Cisco predicts that by 2014, the total internet traffic will be 4.8 Zeta bytes of data. Today, anything and everything is data, a like in Facebook; data from sensors; vibration data from manufacturing equipment; a comment, a share, a tweet; video feeds from CCTV; image files, audio files from phones and cameras etc. Such varied forms of data comprise about 80% of the total data available. Generating insights from this vast sources of data for Business strategies is unavoidable in the current times.
The traditional Relational Database systems like RDBMS were primarily designed for handling transaction data. They provide the required infrastructure for reliably storing and processing data that have structure, mainly transactional data.
Clearly storing and processing the emerging forms of big data needs a different design.
Take an example:
Consider a retail company.
Today the company may only be interested in the name and contact number of a customer. But few months down the line, they may be interested in more details like his purchases from the store, his activity in social media, his location, his occupation etc. And further later, they may be interested in further more details about the customer according to their business needs.
Traditional database models are all schema based, i.e. they require the data to have a structure to be stored and processed. For any data that has to be inserted, the user first has to specify a schema and then insert the data. It is difficult to predict the structure of the data in case of dynamically changing needs for data.
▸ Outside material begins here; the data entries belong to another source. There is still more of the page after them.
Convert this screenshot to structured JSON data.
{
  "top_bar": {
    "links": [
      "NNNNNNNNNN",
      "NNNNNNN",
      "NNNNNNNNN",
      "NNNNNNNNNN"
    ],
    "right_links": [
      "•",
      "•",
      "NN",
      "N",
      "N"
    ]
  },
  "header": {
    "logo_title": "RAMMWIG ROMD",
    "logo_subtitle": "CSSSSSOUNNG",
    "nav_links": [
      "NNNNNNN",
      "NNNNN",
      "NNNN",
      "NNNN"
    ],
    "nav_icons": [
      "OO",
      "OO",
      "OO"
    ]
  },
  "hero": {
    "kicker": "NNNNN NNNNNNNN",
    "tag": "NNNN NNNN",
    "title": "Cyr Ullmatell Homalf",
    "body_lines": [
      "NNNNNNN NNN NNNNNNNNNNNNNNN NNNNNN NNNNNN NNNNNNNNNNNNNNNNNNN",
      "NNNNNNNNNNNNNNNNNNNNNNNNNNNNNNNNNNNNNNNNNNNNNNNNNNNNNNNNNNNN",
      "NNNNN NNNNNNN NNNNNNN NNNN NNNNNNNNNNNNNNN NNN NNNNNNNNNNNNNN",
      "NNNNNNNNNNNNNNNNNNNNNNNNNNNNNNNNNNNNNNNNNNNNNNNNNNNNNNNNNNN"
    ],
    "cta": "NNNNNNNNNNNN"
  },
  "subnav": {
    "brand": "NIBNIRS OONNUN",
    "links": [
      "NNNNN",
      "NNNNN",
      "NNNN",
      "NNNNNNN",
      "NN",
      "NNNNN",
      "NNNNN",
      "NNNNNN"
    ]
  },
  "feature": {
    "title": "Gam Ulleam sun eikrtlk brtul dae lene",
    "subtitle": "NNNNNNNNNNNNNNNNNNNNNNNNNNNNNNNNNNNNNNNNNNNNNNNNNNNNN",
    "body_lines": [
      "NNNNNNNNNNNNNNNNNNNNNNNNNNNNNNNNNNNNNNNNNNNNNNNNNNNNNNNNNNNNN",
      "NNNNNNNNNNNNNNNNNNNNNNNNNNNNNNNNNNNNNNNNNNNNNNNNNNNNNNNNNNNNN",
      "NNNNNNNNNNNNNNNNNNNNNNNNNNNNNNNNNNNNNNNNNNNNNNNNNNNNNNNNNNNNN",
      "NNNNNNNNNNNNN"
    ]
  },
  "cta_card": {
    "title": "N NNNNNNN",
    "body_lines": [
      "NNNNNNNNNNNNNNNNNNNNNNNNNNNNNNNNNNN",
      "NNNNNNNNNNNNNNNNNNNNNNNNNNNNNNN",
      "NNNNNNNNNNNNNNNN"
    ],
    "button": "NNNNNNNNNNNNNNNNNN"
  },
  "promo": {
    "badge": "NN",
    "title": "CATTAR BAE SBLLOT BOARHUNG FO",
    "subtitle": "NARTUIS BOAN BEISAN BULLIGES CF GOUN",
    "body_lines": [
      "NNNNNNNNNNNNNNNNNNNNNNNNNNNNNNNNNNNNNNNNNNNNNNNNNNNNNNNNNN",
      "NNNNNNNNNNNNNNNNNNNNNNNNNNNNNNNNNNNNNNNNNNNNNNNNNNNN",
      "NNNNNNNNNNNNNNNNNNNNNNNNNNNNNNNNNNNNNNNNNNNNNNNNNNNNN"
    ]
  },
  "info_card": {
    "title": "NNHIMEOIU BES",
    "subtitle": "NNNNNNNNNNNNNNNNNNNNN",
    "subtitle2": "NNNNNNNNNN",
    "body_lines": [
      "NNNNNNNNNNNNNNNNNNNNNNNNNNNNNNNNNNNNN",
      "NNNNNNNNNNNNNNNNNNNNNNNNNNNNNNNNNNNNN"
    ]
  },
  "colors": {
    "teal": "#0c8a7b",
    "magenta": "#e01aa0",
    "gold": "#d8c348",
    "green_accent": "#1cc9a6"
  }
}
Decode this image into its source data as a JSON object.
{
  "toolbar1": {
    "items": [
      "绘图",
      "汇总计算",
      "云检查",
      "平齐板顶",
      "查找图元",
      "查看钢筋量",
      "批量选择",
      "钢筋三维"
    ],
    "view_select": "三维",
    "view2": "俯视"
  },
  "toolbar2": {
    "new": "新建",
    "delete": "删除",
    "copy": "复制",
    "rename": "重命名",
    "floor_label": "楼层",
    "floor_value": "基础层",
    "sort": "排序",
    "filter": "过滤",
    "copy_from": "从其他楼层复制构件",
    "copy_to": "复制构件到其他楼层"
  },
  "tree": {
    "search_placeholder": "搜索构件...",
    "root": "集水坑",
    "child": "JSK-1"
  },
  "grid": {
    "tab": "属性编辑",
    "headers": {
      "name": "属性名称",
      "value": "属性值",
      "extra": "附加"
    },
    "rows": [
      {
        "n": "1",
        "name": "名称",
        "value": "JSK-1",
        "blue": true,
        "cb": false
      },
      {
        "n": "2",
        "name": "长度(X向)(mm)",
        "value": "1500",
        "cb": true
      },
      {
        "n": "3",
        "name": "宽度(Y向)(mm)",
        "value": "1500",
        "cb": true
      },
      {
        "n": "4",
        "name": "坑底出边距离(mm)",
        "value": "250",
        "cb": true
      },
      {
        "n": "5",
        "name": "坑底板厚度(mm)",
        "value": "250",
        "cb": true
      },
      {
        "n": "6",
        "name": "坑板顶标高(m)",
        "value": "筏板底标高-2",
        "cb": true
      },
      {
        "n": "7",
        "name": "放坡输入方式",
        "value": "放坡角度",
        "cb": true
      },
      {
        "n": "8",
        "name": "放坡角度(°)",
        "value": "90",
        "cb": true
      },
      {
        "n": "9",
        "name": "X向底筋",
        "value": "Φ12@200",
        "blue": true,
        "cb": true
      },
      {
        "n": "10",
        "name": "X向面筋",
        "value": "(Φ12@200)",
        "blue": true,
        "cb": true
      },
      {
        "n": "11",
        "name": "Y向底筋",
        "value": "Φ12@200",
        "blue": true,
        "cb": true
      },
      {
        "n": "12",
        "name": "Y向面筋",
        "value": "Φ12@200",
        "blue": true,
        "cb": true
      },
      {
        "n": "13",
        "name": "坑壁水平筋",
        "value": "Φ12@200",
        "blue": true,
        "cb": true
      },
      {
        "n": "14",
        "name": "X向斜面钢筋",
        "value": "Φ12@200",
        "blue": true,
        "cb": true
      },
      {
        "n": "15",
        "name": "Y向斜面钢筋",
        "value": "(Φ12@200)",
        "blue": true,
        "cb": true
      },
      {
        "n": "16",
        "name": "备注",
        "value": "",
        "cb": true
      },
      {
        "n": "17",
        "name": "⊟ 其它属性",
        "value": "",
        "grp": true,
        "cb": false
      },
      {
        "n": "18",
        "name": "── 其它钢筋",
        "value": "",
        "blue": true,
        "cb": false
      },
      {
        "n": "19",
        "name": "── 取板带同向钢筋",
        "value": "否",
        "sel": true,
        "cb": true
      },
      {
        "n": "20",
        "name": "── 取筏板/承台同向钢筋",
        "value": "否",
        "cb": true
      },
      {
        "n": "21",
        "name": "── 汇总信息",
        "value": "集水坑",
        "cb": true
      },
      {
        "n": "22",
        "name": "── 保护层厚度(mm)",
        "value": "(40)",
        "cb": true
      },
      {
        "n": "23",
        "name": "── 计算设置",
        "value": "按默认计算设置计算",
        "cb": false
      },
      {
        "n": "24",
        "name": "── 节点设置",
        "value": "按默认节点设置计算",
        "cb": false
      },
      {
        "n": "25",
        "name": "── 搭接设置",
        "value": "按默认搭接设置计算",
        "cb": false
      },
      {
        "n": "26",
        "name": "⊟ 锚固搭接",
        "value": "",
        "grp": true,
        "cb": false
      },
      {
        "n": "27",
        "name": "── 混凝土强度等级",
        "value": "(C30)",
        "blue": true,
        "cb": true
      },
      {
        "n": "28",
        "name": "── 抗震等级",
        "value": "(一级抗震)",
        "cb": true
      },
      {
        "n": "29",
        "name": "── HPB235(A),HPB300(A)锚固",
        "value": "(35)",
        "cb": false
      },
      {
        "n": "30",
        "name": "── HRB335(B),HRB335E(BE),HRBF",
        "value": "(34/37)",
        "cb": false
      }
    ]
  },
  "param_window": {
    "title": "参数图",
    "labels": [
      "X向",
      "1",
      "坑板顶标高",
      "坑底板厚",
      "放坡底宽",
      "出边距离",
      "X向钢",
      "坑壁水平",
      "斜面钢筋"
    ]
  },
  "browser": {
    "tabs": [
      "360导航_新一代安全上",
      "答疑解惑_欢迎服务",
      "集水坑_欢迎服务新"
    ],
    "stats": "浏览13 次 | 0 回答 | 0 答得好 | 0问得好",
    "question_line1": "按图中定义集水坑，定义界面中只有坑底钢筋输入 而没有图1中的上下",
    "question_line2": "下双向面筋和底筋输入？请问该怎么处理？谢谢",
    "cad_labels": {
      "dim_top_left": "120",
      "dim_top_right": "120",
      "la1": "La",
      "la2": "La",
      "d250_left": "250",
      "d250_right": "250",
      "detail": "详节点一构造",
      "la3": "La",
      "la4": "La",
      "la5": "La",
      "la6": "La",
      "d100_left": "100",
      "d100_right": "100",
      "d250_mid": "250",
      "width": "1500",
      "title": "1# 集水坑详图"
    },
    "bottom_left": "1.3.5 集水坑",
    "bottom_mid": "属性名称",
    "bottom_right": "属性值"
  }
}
SQL models are a good fit for transactional data and data that have a well-defined structured. But with the advancement of Big data and unstructured data sources, traditional database models become very restrictive. Application developers have been frustrated with the impedance mismatch between the relational data structures and the in-memory data structures of the application.
No-SQL database models are not schema based and are of web scale. They do not impose the data to be stored to have a structure. Data is stored in Key-value pairs. Apart from being schema free, they are also intended to support easy replication and APIs. Hadoop/HDFS is Apache’s open source No-SQL database system. There are plenty of No-SQL data systems in the market. Different projects aimed at different aspects of BigData. Some database systems designed for Text and document type data, some for graph databases, some for media files etc. Cassandra, HyperTable, Accumulo, MongoDB are some of the popular ones.
Clearly, No SQL databases are highly suitable for the 21st century web estates. They are gaining importance mainly because they can run well on clusters and are schema-less that caters to the growing size and variety of Big Data.